Do we sufficiently appreciate how omnipotent is opinion in the matter of all government? Do we consider especially in how true a sense it is the creator, must be the upholder, and may be the destroyer of our united government? …
And now, charged with the trust of holding together such a nation as this, what have we seen? What do we see today? Exactly this. It has been for many months-years, I may say, but assuredly for along season – the peculiar infelicity, say, rather, terrible misfortune of this country, that the attention of the people has been fixed, without the respite of a moment, exclusively on one of those subjects – the only one on which we disagree precisely according to geographical lines. And not so only, but this subject has been one-unlike tariff, or internal improvements, or the disbursement of the public money, on which the dispute cannot be maintained for an hour without heat of blood, mutual loss of respect, alienation of regard – menacing to end in hate and cruel as the grave.

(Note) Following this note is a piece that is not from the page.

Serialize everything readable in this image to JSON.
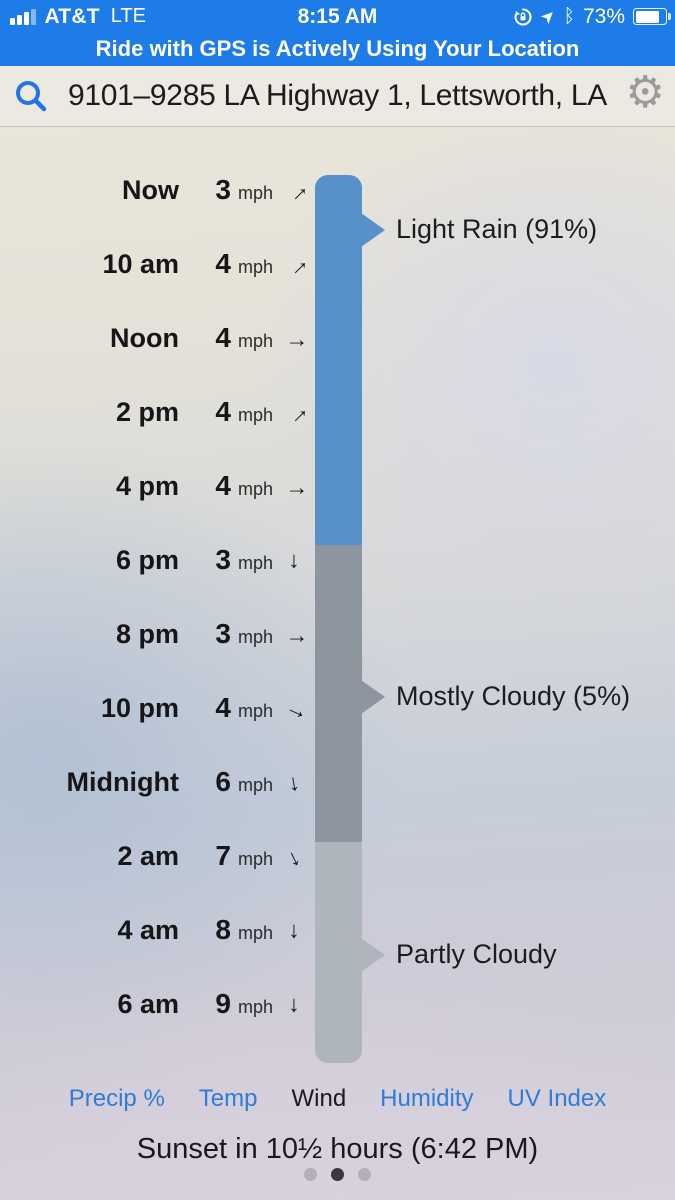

I call this only a terrible misfortune. I blame here and now no man and no policy for it. Circumstances have forced it upon us all; and down to the hour that the series of compromise measures was completed and presented to the country, or certainly to Congress, I will not here and now say that it was the fault of one man, or one region of country, or one party more than another.
They tell us that slavery is so wicked a thing that they must pursue it, by agitation, to its home in the states, and that if there is an implied engagement to abstain from doing so, it is an engagement to neglect an opportunity of doing good, and void in the forum of conscience. But was it ever heard of that one may not formally bind himself to abstain from what he thinks a particular opportunity of doing good? A contract in general restraint of philanthropy or any other useful calling is void; but a contract to abstain from a specific sphere of exertion is not void, and may be wise and right.
. . . To win the opportunity of achieving the mighty good summed up in the pregnant language of the preamble to the Constitution, such good as man has not on this earth been many times permitted to do or dream of, we might well surrender the privilege of reviling the masters of slaves, with whom we must “either live or bear no life.”
Fellow citizens, the first of men are the builders of empires. …Let the grandeur of such duties, let the splendor of such rewards, suffice us. Let them reconcile and constrain us to turn from that equivocal philanthropy which violates contracts, which tramples on law, which confounds the whole subordination of virtues, which counts it a light thing that a nation is rent asunder, and the swords of brothers sheathed in the bosoms of brothers, if thus the chains of one slave may be violently and prematurely broken.